Ultimately, it was interesting to understand that many of the experiences I and others had during ERT were mirrored in Nepal, with some interesting difference. On the whole, Baral concluded that ERT was a time where students and teachers had “an opportunity to learn new technological skills” and that experience was “a lesson for accessible, inclusive, and resilient education, and gave birth to hybrid modalities in Nepali academia.”
Sense of Belonging: Mapping Out the Lived Transnational Experiences of International Students at US Universities During the COVID-19 Pandemic
- Jianfen Chen, Purdue University
- Yao Yang, Purdue University
Jiangfen Chen and Yao Yang presented a very interesting study of “lived transnational experiences” of international students who attended “a highly-ranked public research university located in the Midwestern region of the United States.” Not only did Chen and Yao share their slide deck with the audience; they linked out to a whitepaper they wrote for the Center for Intercultural Learning, Mentorship, Assessment, and Research (CILMAR) at Purdue University, and this piece is worth reading.
The study itself was impressive in terms of methodology and its sample size. 103 students were surveyed and 21 interviewed; the sample itself skewed towards graduate students (82.86%) and students from Asian countries (73.53%). This is in no way a critique, particularly considering the national trend of students from China and India making up 53% of all of the international students; this means that the survey an interview data can, and should have, implications for most large R1, public universities.

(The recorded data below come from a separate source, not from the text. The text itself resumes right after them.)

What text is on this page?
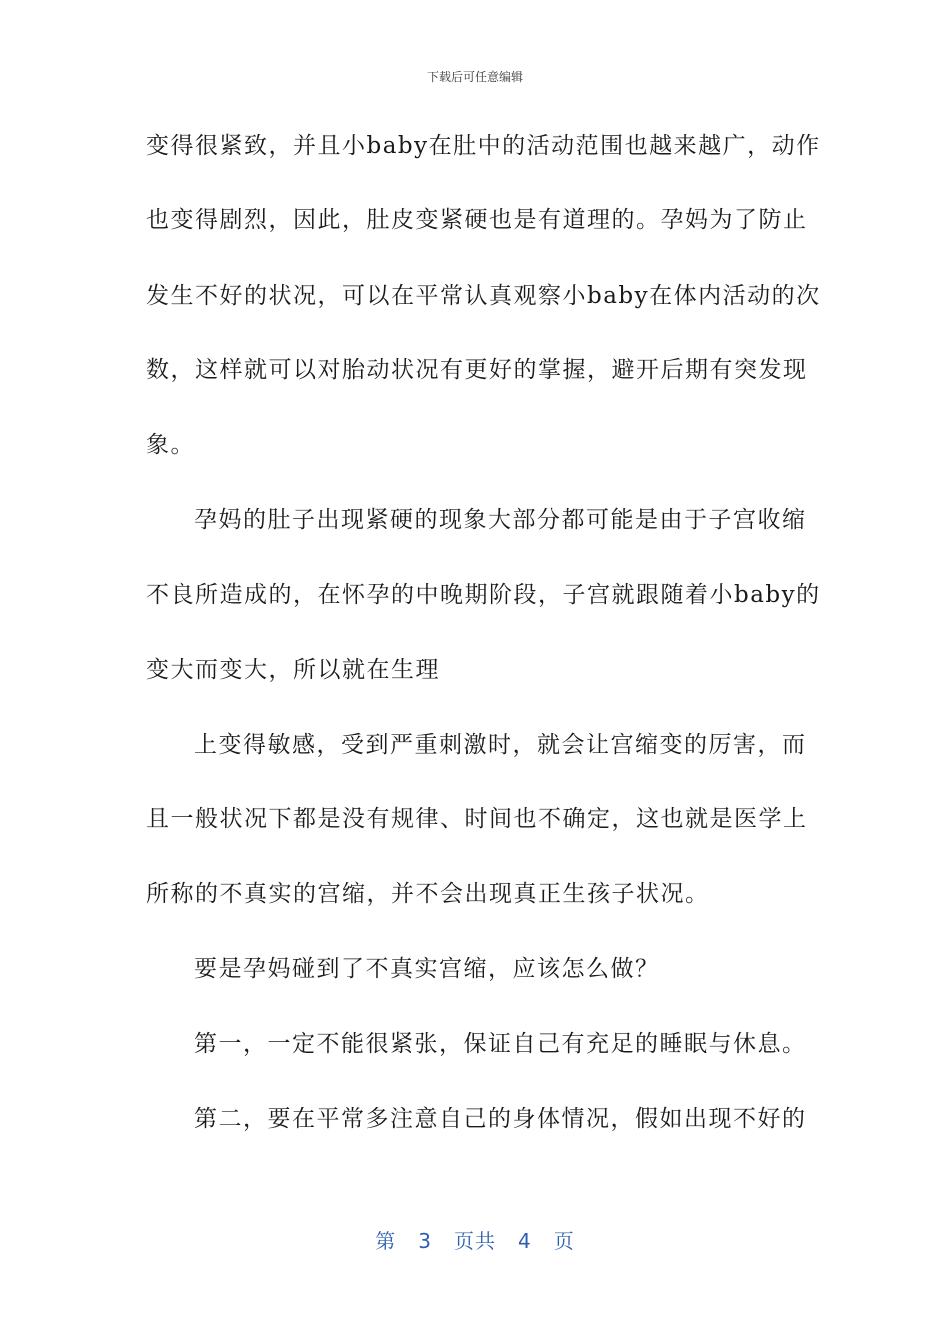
下载后可任意编辑
变得很紧致，并且小baby在肚中的活动范围也越来越广，动作
也变得剧烈，因此，肚皮变紧硬也是有道理的。孕妈为了防止
发生不好的状况，可以在平常认真观察小baby在体内活动的次
数，这样就可以对胎动状况有更好的掌握，避开后期有突发现
象。
孕妈的肚子出现紧硬的现象大部分都可能是由于子宫收缩
不良所造成的，在怀孕的中晚期阶段，子宫就跟随着小baby的
变大而变大，所以就在生理
上变得敏感，受到严重刺激时，就会让宫缩变的厉害，而
且一般状况下都是没有规律、时间也不确定，这也就是医学上
所称的不真实的宫缩，并不会出现真正生孩子状况。
要是孕妈碰到了不真实宫缩，应该怎么做？
第一，一定不能很紧张，保证自己有充足的睡眠与休息。
第二，要在平常多注意自己的身体情况，假如出现不好的
第 3 页共 4 页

What Cheng and Yang found was that international students in general did well emotionally and academically during the Covid-19 pandemic, and many, “felt a strong sense of belonging to the university and believed that they were valued and supported by the university.” However, they pointed out that, “a significant difference was found between high-achieving and non-high-achieving students in their perceptions of their school experiences during the COVID-19 pandemic.”
From these results they made a few recommendations, which you can see in the image below:
At the end of this presentation, I, as a teacher who works with many international students, was left thinking about how I might find ways to make clearer to my students that they can access resources, particularly financial resources that match their particular needs.
Takeaways
One of the interesting things about this presentation was its international focus, which resonated pretty deeply with me—as someone at an institution with a good number of international students. Chen and Yang, in particular, gave me (as you can see in the image above) a set of actionable ideas that could help me better serve my international students. Baral also made me consciously think about the Nepali academic context and the possible transnational lessons I could take from his research. Also, my colleague, Kara Mae Brown, helped me think about what a course redesign, with a focus on trauma-informed pedagogy might mean, and she even gave me a way of considering the way that I might think about collaborative and individual student work. All in all, I walked away thinking about my teaching (after 30-years as a teacher) in new ways.